Macron se reuniu nesta quinta com a presidente da Comissão Europeia, Ursula von der Leyen, para discutir a situação dos agricultores na Europa, o tratado com o Mercosul e a questão das importações agrícolas da Ucrânia, assunto que também provoca a revolta dos agricultores.

Vizinhança indignada

Os produtores franceses também se queixam de ter de cumprir algumas regras mais restritas do que as aplicadas na própria Europa.

Os produtores rurais espanhóis, por sua vez, disseram estar “indignados” com as declarações do premiê francês sobre a “concorrência desleal” exercida por “países vizinhos”, embora Attal não tenha citado a Espanha e sim a Itália ao falar sobre produtos fitossanitários proibidos na França, mas utilizados em outros países do continente que exportam para a França.

Em Bruxelas, nesta tarde, o presidente Macron enviou um recado para os agricultores franceses ao declarar que deseja que a regulamentação francesa não seja mais restritiva do que a decidida pela União Europeia. O presidente também pediu a criação de uma força europeia de controle sanitário e agrícola.

Algumas reivindicações dos agricultores envolvem medidas no âmbito europeu. Na quarta-feira, a Comissão Europeia anunciou a suspensão, em 2024, da obrigatoriedade de deixar 4% das terras cultiváveis em repouso, uma regra que deveria entrar em vigor neste ano e que visa preservar a biodiversidade, sob a condição de que os agricultores reservem pelo menos 7% da área de plantio para culturas intermediárias, como leguminosas.

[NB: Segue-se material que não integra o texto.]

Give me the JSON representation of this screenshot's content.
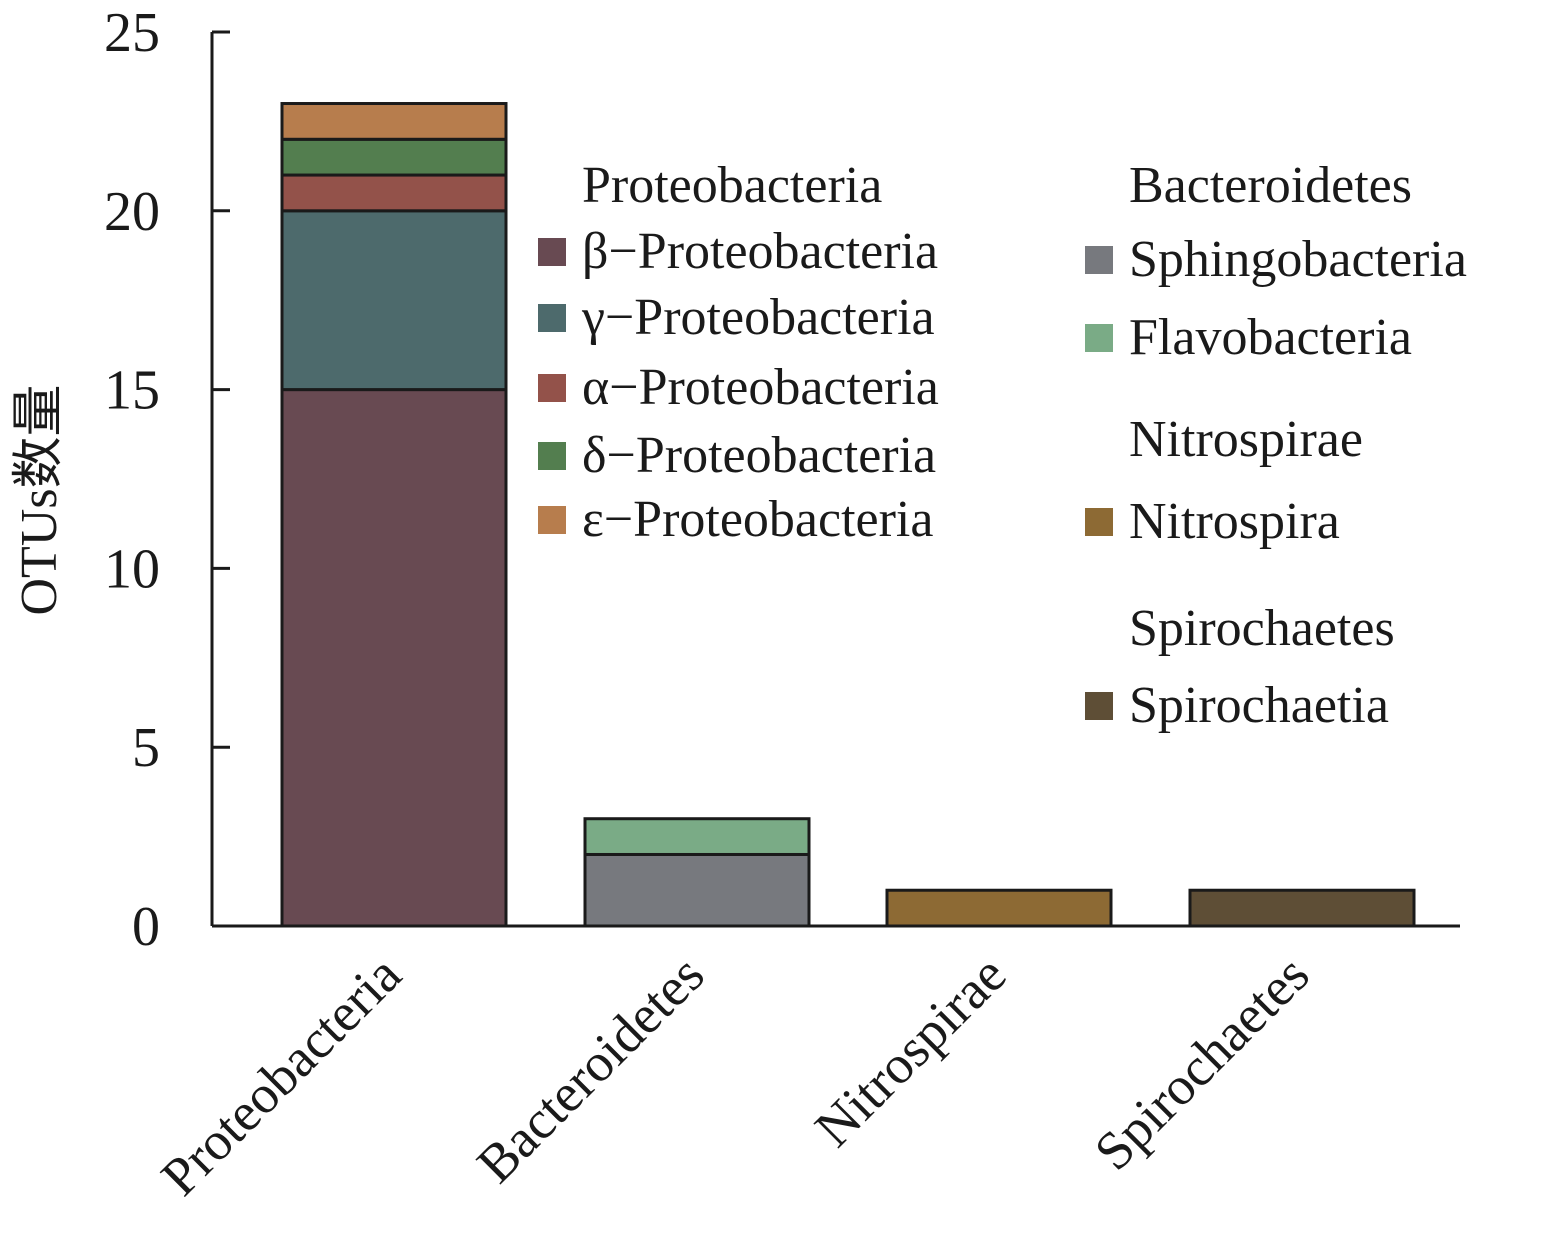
{
  "chart_data": {
    "type": "bar",
    "stacked": true,
    "ylabel": "OTUs数量",
    "ylim": [
      0,
      25
    ],
    "yticks": [
      0,
      5,
      10,
      15,
      20,
      25
    ],
    "grid": false,
    "categories": [
      "Proteobacteria",
      "Bacteroidetes",
      "Nitrospirae",
      "Spirochaetes"
    ],
    "series": [
      {
        "name": "β−Proteobacteria",
        "color": "#684a52",
        "values": [
          15,
          0,
          0,
          0
        ]
      },
      {
        "name": "γ−Proteobacteria",
        "color": "#4d6a6c",
        "values": [
          5,
          0,
          0,
          0
        ]
      },
      {
        "name": "α−Proteobacteria",
        "color": "#93524a",
        "values": [
          1,
          0,
          0,
          0
        ]
      },
      {
        "name": "δ−Proteobacteria",
        "color": "#537e4f",
        "values": [
          1,
          0,
          0,
          0
        ]
      },
      {
        "name": "ε−Proteobacteria",
        "color": "#b77d4d",
        "values": [
          1,
          0,
          0,
          0
        ]
      },
      {
        "name": "Sphingobacteria",
        "color": "#77797e",
        "values": [
          0,
          2,
          0,
          0
        ]
      },
      {
        "name": "Flavobacteria",
        "color": "#7aab86",
        "values": [
          0,
          1,
          0,
          0
        ]
      },
      {
        "name": "Nitrospira",
        "color": "#8d6a34",
        "values": [
          0,
          0,
          1,
          0
        ]
      },
      {
        "name": "Spirochaetia",
        "color": "#5e4e36",
        "values": [
          0,
          0,
          0,
          1
        ]
      }
    ],
    "legend": {
      "placement": "top-right",
      "groups": [
        {
          "title": "Proteobacteria",
          "items": [
            "β−Proteobacteria",
            "γ−Proteobacteria",
            "α−Proteobacteria",
            "δ−Proteobacteria",
            "ε−Proteobacteria"
          ]
        },
        {
          "title": "Bacteroidetes",
          "items": [
            "Sphingobacteria",
            "Flavobacteria"
          ]
        },
        {
          "title": "Nitrospirae",
          "items": [
            "Nitrospira"
          ]
        },
        {
          "title": "Spirochaetes",
          "items": [
            "Spirochaetia"
          ]
        }
      ]
    }
  }
}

Bruxelas também anunciou um “freio de emergência” nas importações de produtos sensíveis da Ucrânia, como frango, açúcar e ovos, com a aplicação de taxas se os volumes ultrapassarem os níveis médios de 2022 e 2023. A isenção de impostos de produtos agrícolas desse país em guerra, será prolongada até junho de 2025.

Segundo Macron, as importações de cereais da Ucrânia também terão um “mecanismo de salvaguarda reforçada” em nível europeu que permitirá uma intervenção em caso de desestabilização dos preços.

Na França, várias prefeituras estão fazendo as contas dos danos causados pelos protestos dos agricultores que, pelo visto, devem continuar, como também em outros países europeus.